Leftists Lose It After Sheriff Determines 'Ghost Gun' Used in Shooting
Leftists are crawling out of the woodwork after authorities determined the firearm used in a recent school shooting was a “ghost gun,” breathing life into the fear-inspiring buzzword once more.
Los Angeles County Sheriff Alex Villanueva announced the new detail in the case of the Nov. 14 shooting at Los Angeles’ Saugus High School in an interview with KABC-TV.
Two students were killed by the shooter, himself a student. Three others were injured.
“When we did a search of the house, we encountered what’s called a ‘kit gun,'” Villanueva said. “The weapon used in the homicide was also a kit gun. It was assembled from parts, it had no serial number, so it becomes what’s known as a ‘ghost gun.'”
The sheriff emphasized how seemingly easy these weapons were to acquire, noting the kits can be found both online and at gun shows.
“You can legally buy it, assemble the weapon yourself,” Villanueva continued. “And then you have a gun that is not registered and no one knows that you have it, and that is very dangerous.”
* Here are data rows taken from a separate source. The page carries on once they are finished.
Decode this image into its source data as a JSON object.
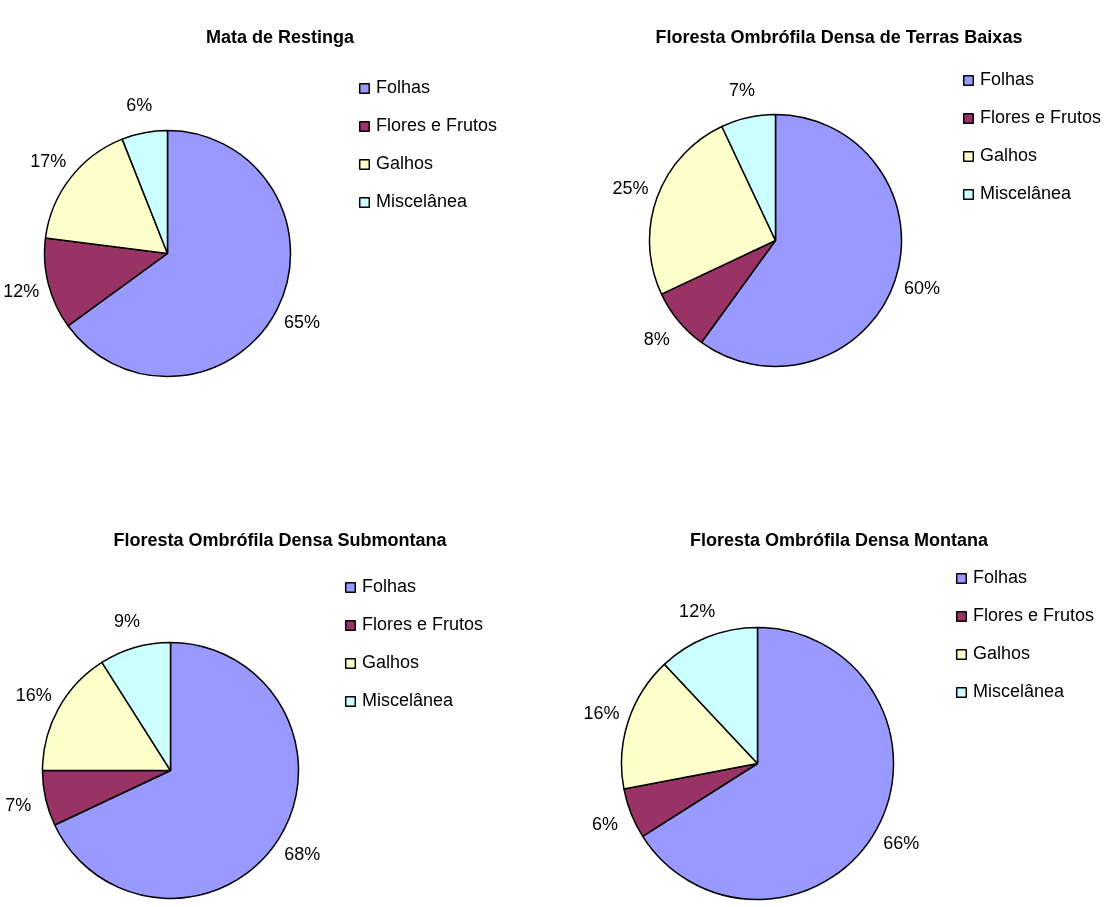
{
  "chart_data": [
    {
      "type": "pie",
      "title": "Mata de Restinga",
      "categories": [
        "Folhas",
        "Flores e Frutos",
        "Galhos",
        "Miscelânea"
      ],
      "values": [
        65,
        12,
        17,
        6
      ],
      "value_labels": [
        "65%",
        "12%",
        "17%",
        "6%"
      ],
      "colors": [
        "#9999ff",
        "#993366",
        "#ffffcc",
        "#ccffff"
      ],
      "legend": "right"
    },
    {
      "type": "pie",
      "title": "Floresta Ombrófila Densa de Terras Baixas",
      "categories": [
        "Folhas",
        "Flores e Frutos",
        "Galhos",
        "Miscelânea"
      ],
      "values": [
        60,
        8,
        25,
        7
      ],
      "value_labels": [
        "60%",
        "8%",
        "25%",
        "7%"
      ],
      "colors": [
        "#9999ff",
        "#993366",
        "#ffffcc",
        "#ccffff"
      ],
      "legend": "right"
    },
    {
      "type": "pie",
      "title": "Floresta Ombrófila Densa Submontana",
      "categories": [
        "Folhas",
        "Flores e Frutos",
        "Galhos",
        "Miscelânea"
      ],
      "values": [
        68,
        7,
        16,
        9
      ],
      "value_labels": [
        "68%",
        "7%",
        "16%",
        "9%"
      ],
      "colors": [
        "#9999ff",
        "#993366",
        "#ffffcc",
        "#ccffff"
      ],
      "legend": "right"
    },
    {
      "type": "pie",
      "title": "Floresta Ombrófila Densa Montana",
      "categories": [
        "Folhas",
        "Flores e Frutos",
        "Galhos",
        "Miscelânea"
      ],
      "values": [
        66,
        6,
        16,
        12
      ],
      "value_labels": [
        "66%",
        "6%",
        "16%",
        "12%"
      ],
      "colors": [
        "#9999ff",
        "#993366",
        "#ffffcc",
        "#ccffff"
      ],
      "legend": "right"
    }
  ]
}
Watch Villanueva’s comments below.
The weapon was originally described as a .45-caliber pistol, but now anti-gun advocates are sounding the alarm even louder after investigators discovered the firearm was a so-called “ghost gun.”
Although the term simply means a firearm with no serial number, the scary connotation is that criminals can use them to wreak devastation with no regulation to keep them in check.
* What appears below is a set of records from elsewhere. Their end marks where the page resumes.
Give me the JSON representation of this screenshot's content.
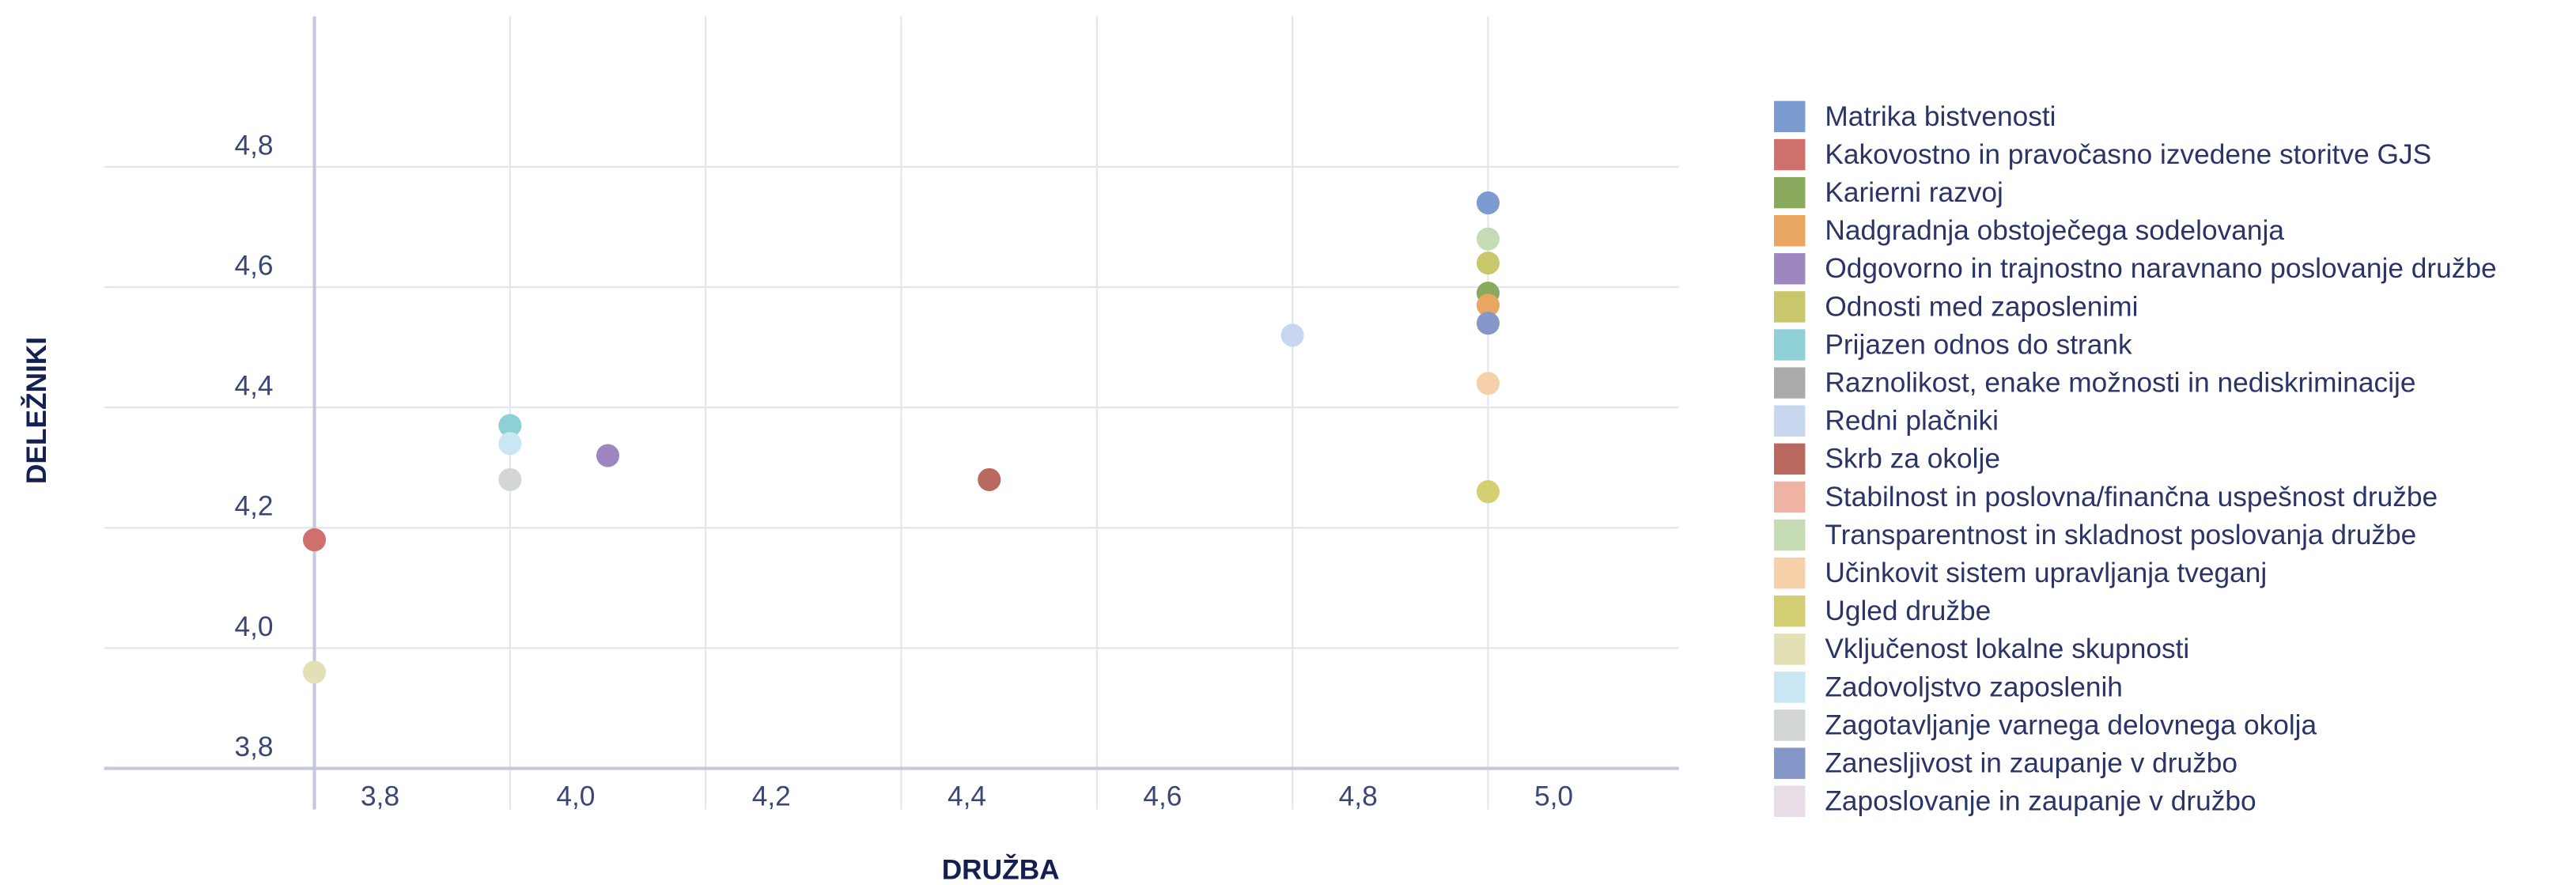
{
  "chart_data": {
    "type": "scatter",
    "x_label": "DRUŽBA",
    "y_label": "DELEŽNIKI",
    "xlim": [
      3.585,
      5.195
    ],
    "ylim": [
      3.8,
      5.05
    ],
    "xticks": [
      {
        "value": 3.8,
        "label": "3,8"
      },
      {
        "value": 4.0,
        "label": "4,0"
      },
      {
        "value": 4.2,
        "label": "4,2"
      },
      {
        "value": 4.4,
        "label": "4,4"
      },
      {
        "value": 4.6,
        "label": "4,6"
      },
      {
        "value": 4.8,
        "label": "4,8"
      },
      {
        "value": 5.0,
        "label": "5,0"
      }
    ],
    "yticks": [
      {
        "value": 3.8,
        "label": "3,8"
      },
      {
        "value": 4.0,
        "label": "4,0"
      },
      {
        "value": 4.2,
        "label": "4,2"
      },
      {
        "value": 4.4,
        "label": "4,4"
      },
      {
        "value": 4.6,
        "label": "4,6"
      },
      {
        "value": 4.8,
        "label": "4,8"
      }
    ],
    "grid": true,
    "legend": "right",
    "series": [
      {
        "name": "Matrika bistvenosti",
        "color": "#7b9bd1",
        "x": [
          5.0
        ],
        "values": [
          4.74
        ]
      },
      {
        "name": "Kakovostno in pravočasno izvedene storitve GJS",
        "color": "#d0706c",
        "x": [
          3.8
        ],
        "values": [
          4.18
        ]
      },
      {
        "name": "Karierni razvoj",
        "color": "#89aa5c",
        "x": [
          5.0
        ],
        "values": [
          4.59
        ]
      },
      {
        "name": "Nadgradnja obstoječega sodelovanja",
        "color": "#e8a660",
        "x": [
          5.0
        ],
        "values": [
          4.57
        ]
      },
      {
        "name": "Odgovorno in trajnostno naravnano poslovanje družbe",
        "color": "#9e86c0",
        "x": [
          4.1
        ],
        "values": [
          4.32
        ]
      },
      {
        "name": "Odnosti med zaposlenimi",
        "color": "#c9c76b",
        "x": [
          5.0
        ],
        "values": [
          4.64
        ]
      },
      {
        "name": "Prijazen odnos do strank",
        "color": "#8fd0d6",
        "x": [
          4.0
        ],
        "values": [
          4.37
        ]
      },
      {
        "name": "Raznolikost, enake možnosti in nediskriminacije",
        "color": "#aaaaad",
        "x": [
          null
        ],
        "values": [
          null
        ]
      },
      {
        "name": "Redni plačniki",
        "color": "#c8d6ef",
        "x": [
          4.8
        ],
        "values": [
          4.52
        ]
      },
      {
        "name": "Skrb za okolje",
        "color": "#b9695d",
        "x": [
          4.49
        ],
        "values": [
          4.28
        ]
      },
      {
        "name": "Stabilnost in poslovna/finančna uspešnost družbe",
        "color": "#efb3a3",
        "x": [
          null
        ],
        "values": [
          null
        ]
      },
      {
        "name": "Transparentnost in skladnost poslovanja družbe",
        "color": "#c5dbb4",
        "x": [
          5.0
        ],
        "values": [
          4.68
        ]
      },
      {
        "name": "Učinkovit sistem upravljanja tveganj",
        "color": "#f5d0a8",
        "x": [
          5.0
        ],
        "values": [
          4.44
        ]
      },
      {
        "name": "Ugled družbe",
        "color": "#d4cf72",
        "x": [
          5.0
        ],
        "values": [
          4.26
        ]
      },
      {
        "name": "Vključenost lokalne skupnosti",
        "color": "#e2e0b4",
        "x": [
          3.8
        ],
        "values": [
          3.96
        ]
      },
      {
        "name": "Zadovoljstvo zaposlenih",
        "color": "#c9e6f2",
        "x": [
          4.0
        ],
        "values": [
          4.34
        ]
      },
      {
        "name": "Zagotavljanje varnega delovnega okolja",
        "color": "#d2d6d6",
        "x": [
          4.0
        ],
        "values": [
          4.28
        ]
      },
      {
        "name": "Zanesljivost in zaupanje v družbo",
        "color": "#8597c8",
        "x": [
          5.0
        ],
        "values": [
          4.54
        ]
      },
      {
        "name": "Zaposlovanje in zaupanje v družbo",
        "color": "#e8dde6",
        "x": [
          null
        ],
        "values": [
          null
        ]
      }
    ]
  }
}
“In the last decade, I wrote several bills to rid our communities of dangerous ghost guns, but federal law kept holding us back. Congress must finally confront this growing threat and address it squarely, or free up states like California to handle this crisis on our own,” former California State Sen. Kevin de Leόn tweeted on Thursday.
In the last decade, I wrote several bills to rid our communities of dangerous ghost guns, but federal law kept holding us back. Congress must finally confront this growing threat and address it squarely, or free up states like California to handle this crisis on our own. https://t.co/lqqoF02V9O
— Kevin de Leόn (@kdeleon) November 21, 2019
Yes, that’s the same Kevin de Leόn who publicly humiliated himself by saying that a ghost gun has “the ability with a .30-caliber clip to disperse with 30 bullets within half a second.”
(For those of you with no firearms knowledge, this makes about as much sense as the economics behind the Green New Deal.)
Other anti-gun activists said building your own firearms should be entirely illegal.
This should not be legal
@ericgarcetti @GavinNewsom https://t.co/FoIIG8Ujuh
— Jen McGowan (@IAmJenMcG) November 21, 2019
If laws were passed making it difficult or impossible for gun owners to order their own parts for fear they’d manufacture a “ghost gun,” it would only make life tougher for legal firearm owners.
Small fixes like broken firing pins could become exponentially more expensive if access to parts were limited.
Of course, 3D printing ensures that even criminals barred from every gun store in the nation can still have access to a deadly firearm. The only thing that can keep law-abiding citizens safe from them is guns of their own.